Bruxelles prévoit que la France percevrait ainsi 39 milliards d’euros. Ledit plan s’est inspiré d’une proposition franco-allemande rendue publique le 18 mai, celle-là même dont parle le chef de l’Etat français : cette proposition suggérait notamment un emprunt commun que la Commission réaliserait sur les marchés financiers au nom des Etats membres.
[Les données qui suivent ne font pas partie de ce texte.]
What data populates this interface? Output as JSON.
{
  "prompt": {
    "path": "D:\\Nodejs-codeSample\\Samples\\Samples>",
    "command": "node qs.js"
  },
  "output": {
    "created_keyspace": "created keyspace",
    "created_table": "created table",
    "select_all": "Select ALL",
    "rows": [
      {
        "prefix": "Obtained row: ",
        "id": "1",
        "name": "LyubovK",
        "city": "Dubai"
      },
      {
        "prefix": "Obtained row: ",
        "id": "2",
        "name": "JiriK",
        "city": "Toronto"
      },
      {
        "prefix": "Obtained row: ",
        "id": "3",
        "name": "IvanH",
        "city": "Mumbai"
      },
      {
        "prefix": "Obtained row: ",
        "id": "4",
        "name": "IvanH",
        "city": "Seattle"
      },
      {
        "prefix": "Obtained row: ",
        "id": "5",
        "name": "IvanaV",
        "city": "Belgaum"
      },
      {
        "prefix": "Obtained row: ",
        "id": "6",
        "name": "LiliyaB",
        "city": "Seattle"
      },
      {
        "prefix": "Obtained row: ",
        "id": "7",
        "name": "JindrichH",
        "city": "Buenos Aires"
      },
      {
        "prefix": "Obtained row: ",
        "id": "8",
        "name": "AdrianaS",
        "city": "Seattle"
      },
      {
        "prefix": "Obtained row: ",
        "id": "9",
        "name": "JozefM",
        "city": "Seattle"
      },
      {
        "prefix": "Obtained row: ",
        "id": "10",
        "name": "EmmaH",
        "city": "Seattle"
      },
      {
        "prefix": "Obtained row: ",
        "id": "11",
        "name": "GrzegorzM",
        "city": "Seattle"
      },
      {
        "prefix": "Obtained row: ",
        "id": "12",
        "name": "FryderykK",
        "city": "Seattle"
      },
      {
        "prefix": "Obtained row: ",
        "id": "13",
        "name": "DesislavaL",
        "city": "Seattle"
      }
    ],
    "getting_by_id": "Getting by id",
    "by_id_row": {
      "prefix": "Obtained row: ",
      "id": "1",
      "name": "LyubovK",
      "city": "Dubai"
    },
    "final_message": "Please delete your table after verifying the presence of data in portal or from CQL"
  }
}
Il y a cependant deux tout petits détails que l’hôte de l’Elysée a omis de citer. Le premier est que le plan de la Commission doit encore être modifié et adopté unanimement par les 27 Etats membres, ce qui est, à ce jour, loin d’être le cas. Le Conseil européen du 19 juin a, une nouvelle fois, échoué, mettant en lumière les contradictions et les disputes entre ceux-ci.
Certes, il est probable qu’un compromis verra finalement le jour, mais rien n’indique que celui-ci sera trouvé lors du Conseil européen de ces 17 et 18 juillet, présenté comme «capital» pour l’Union européenne (ce qui rend le silence présidentiel sur l’Europe encore plus étonnant...). Un accord lors de ce sommet est possible, mais pas certain. Un échec cette fois-ci serait d’ailleurs une gifle tant pour Angela Merkel que pour Emmanuel Macron.
L’autre «détail» oublié par le chef de l’Etat est plus important encore. A supposer que le compromis que trouveraient les 27 s’approche du schéma présenté par la Commission, Paris recevrait 39 milliards. Mais, en tant qu’Etat membre co-emprunteur sur les marchés financiers, la France devra ensuite rembourser une part des 750 milliards. Or le principe est que chaque pays rembourse non à hauteur des sommes qui lui seront versées, mais en fonction de sa richesse.
Autrement dit, le remboursement devrait se faire en fonction d’une clé proche des contributions au budget communautaire. Après l’Allemagne, la France est le deuxième «contributeur net» de l’UE, c’est-à-dire qu’elle verse plus au pot commun qu’elle n’en reçoit. Elle contribue à hauteur de 11% au budget communautaire. Elle pourrait donc avoir à rembourser plus de 82 milliards – sans compter les intérêts qui seraient dus dès 2021 (Berlin, de son côté pourrait rembourser 106 milliards, pour 29 milliards reçus via Bruxelles).
La seule chose qu’Emmanuel Macron ait donc dite à propos de l’UE est que cette dernière paierait. En omettant de préciser que la France devra rembourser le double des sommes perçues.
Cupidon n’a pas brillé par son honnêteté.